Vero è che il differenziale retributivo tra donne e uomini è molto diverso nel settore pubblico (intorno al 5% a favore dei primi) rispetto a quello privato (intorno al 20%), ma è altrettanto vero che per avere piena contezza della «residualità» delle donne al lavoro bisogna ampliare l’analisi fino a includere la minore durata del ciclo di vita professionale delle donne e la minori prospettive di carriera a loro offerte (il cosiddetto soffitto di vetro). Così facendo, dice il rapporto Jobpricing, si vede che l’Italia è al 70° posto su 149 Paesi nel mondo per la capacità di colmare le differenze di genere, e al 17° posto su 20 Paesi dell’Europa Occidentale.

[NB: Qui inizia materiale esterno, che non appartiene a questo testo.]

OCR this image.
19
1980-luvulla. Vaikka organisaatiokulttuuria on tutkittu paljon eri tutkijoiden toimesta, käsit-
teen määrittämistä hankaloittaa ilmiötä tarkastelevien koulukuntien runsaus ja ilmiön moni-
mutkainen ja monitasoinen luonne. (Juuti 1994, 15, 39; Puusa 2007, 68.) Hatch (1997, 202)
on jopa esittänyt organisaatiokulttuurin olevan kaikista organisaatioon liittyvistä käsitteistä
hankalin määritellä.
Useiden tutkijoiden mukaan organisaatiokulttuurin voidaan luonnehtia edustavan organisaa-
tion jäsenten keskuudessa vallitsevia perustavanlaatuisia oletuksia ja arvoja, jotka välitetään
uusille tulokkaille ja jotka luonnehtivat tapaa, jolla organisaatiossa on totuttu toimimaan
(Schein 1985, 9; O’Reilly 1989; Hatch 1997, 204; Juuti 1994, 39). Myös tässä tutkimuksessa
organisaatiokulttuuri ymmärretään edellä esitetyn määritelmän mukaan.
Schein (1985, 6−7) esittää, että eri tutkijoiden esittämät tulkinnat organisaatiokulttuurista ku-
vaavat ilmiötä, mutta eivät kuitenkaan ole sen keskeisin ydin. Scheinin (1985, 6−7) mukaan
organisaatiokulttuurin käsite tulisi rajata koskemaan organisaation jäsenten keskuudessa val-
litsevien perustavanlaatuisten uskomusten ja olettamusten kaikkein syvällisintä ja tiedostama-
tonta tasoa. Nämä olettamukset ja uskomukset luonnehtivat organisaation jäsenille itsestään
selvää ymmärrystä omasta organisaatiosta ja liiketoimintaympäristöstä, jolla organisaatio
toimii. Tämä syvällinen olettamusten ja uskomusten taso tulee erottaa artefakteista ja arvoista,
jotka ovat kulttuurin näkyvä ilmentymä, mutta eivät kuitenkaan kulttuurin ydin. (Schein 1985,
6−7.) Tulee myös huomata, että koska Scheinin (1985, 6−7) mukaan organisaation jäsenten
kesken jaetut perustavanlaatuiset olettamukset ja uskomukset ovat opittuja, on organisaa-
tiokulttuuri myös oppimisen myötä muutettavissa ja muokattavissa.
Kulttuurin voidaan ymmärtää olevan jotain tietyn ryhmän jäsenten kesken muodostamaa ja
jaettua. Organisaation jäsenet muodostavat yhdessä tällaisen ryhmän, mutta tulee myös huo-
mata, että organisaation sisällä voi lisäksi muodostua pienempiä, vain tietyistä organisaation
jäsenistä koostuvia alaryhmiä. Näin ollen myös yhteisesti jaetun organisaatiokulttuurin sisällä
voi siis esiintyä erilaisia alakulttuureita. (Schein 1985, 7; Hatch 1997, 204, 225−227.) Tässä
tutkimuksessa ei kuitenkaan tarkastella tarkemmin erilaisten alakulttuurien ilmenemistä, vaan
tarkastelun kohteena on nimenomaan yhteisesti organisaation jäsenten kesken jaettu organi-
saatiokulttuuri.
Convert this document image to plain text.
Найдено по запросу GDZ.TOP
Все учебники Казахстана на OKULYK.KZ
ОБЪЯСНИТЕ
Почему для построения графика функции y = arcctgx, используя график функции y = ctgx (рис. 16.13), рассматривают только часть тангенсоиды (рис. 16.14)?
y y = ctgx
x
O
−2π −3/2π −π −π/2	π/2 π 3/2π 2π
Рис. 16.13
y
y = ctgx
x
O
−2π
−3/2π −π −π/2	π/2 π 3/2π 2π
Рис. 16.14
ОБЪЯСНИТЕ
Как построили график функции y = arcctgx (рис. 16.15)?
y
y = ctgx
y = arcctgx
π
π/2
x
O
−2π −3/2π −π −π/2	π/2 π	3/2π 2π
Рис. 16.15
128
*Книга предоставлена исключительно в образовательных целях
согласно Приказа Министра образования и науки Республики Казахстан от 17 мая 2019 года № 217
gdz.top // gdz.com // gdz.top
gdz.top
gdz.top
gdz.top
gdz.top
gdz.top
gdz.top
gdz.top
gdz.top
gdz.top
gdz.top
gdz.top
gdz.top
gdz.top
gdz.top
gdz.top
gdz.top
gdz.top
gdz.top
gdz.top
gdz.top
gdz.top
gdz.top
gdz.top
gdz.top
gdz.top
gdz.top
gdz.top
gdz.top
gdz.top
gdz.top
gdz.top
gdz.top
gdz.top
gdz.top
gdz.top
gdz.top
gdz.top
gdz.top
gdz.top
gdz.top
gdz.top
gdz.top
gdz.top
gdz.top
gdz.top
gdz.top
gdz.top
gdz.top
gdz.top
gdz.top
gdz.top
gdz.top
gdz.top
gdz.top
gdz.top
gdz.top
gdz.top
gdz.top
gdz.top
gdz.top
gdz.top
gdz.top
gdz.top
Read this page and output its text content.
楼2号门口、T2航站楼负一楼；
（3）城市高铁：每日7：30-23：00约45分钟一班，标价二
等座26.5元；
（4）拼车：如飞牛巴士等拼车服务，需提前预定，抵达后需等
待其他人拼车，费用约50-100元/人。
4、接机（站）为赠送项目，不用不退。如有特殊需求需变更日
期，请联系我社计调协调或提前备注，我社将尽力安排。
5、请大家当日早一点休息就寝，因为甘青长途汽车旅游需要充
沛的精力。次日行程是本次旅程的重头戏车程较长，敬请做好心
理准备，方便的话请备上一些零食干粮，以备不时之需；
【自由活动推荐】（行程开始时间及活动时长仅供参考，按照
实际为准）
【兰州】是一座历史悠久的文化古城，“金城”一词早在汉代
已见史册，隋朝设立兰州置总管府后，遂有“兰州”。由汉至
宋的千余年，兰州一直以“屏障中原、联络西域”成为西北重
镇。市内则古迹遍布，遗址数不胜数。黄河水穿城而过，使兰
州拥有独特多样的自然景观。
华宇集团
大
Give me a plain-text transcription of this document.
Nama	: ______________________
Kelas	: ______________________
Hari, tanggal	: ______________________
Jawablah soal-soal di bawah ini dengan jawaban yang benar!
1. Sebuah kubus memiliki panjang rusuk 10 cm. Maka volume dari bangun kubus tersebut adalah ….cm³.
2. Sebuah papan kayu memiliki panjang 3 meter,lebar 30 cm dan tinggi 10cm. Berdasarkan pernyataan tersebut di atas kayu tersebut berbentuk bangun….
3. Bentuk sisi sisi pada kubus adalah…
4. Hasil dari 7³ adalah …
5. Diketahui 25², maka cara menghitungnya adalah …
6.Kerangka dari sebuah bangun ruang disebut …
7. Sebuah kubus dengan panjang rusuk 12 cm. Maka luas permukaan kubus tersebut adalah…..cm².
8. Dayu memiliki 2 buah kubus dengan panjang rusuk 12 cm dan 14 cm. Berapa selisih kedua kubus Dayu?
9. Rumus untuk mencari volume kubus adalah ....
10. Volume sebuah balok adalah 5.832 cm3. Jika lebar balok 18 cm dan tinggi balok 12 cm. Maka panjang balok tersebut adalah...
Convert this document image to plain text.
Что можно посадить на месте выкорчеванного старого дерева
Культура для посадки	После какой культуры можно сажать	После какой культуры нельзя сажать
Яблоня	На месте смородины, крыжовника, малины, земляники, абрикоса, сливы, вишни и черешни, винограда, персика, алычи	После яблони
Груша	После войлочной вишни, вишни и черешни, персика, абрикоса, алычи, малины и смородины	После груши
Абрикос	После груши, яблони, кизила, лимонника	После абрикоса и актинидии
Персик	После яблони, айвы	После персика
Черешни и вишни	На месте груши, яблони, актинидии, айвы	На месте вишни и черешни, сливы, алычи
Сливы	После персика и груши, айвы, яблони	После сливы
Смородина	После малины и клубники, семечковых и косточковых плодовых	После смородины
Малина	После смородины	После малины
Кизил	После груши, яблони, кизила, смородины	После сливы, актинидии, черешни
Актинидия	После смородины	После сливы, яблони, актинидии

L’impressione è di essere di fronte a una profezia che si autorealizza, che per Robert. K. Merton, che la concepì alla metà del secolo scorso è «una definizione falsa della situazione che determina un nuovo comportamento che rende vera quella che originariamente era una concezione falsa».
È come dire che siamo tutti talmente convinti che le donne che diventano mamme tendono a impegnarsi di meno sul lavoro per le evidenti difficoltà nel conciliare esigenze familiari e professionali, tanto da far poco o nulla per favorire la conciliazione o da preferire i maschi in certe posizioni di lavoro per non rischiare le incognite della “interruzione per maternità”, cosicchè le neo mamme sono per davvero costrette a ridurre l’impegno al lavoro o a lasciare il lavoro per dedicarsi alla nuova creatura.
Non è propriamente edificante e serve uno sforzo collettivo per correggere il tiro.
3. Molte (non tutte) imprese latitano (e sono lasciate sole)
Anche gli stili di direzione adottati dalle imprese possono aiutare a gestire la conciliazione tra il lavoro e l’esperienza genitoriale dei primi anni di vita.
Non c’è nulla che impedisca di organizzare gli orari di lavoro in modo flessibile, tenendo conto delle temporanee esigenze di conciliazione, perché così facendo si impatta positivamente sulla motivazione e sull’adozione di comportamenti di cittadinanza organizzativa al rientro in attività. Vero è che queste azioni sono praticabili in relazioni professionali orientate alla stabilità e al medio-lungo termine, che mal si conciliano con situazioni di lavoro intermittente e con aziende diverse.
Non c’è nulla che impedisca di introdurre il job sharing prima del periodo di maternità, pratiche di smart working nei primi periodi post maternità, e ancora soluzioni di job sharing per supportare il definitivo pieno reinserimento al lavoro, piuttosto che impostare piani di welfare differenziati in grado di soddisfare anche le esigenze delle famiglie che crescono. Vero è che ci sono imprese che hanno oggettive difficoltà nel gestire la maternità in questo modo per oggettivi gap di competenze interne. Ma è anche vero che queste modalità a volte hanno costi che è improprio caricare sulle imprese.
(anche) Su questa partita vedremo la progettualità delle Parti Sociali negli anni a venire.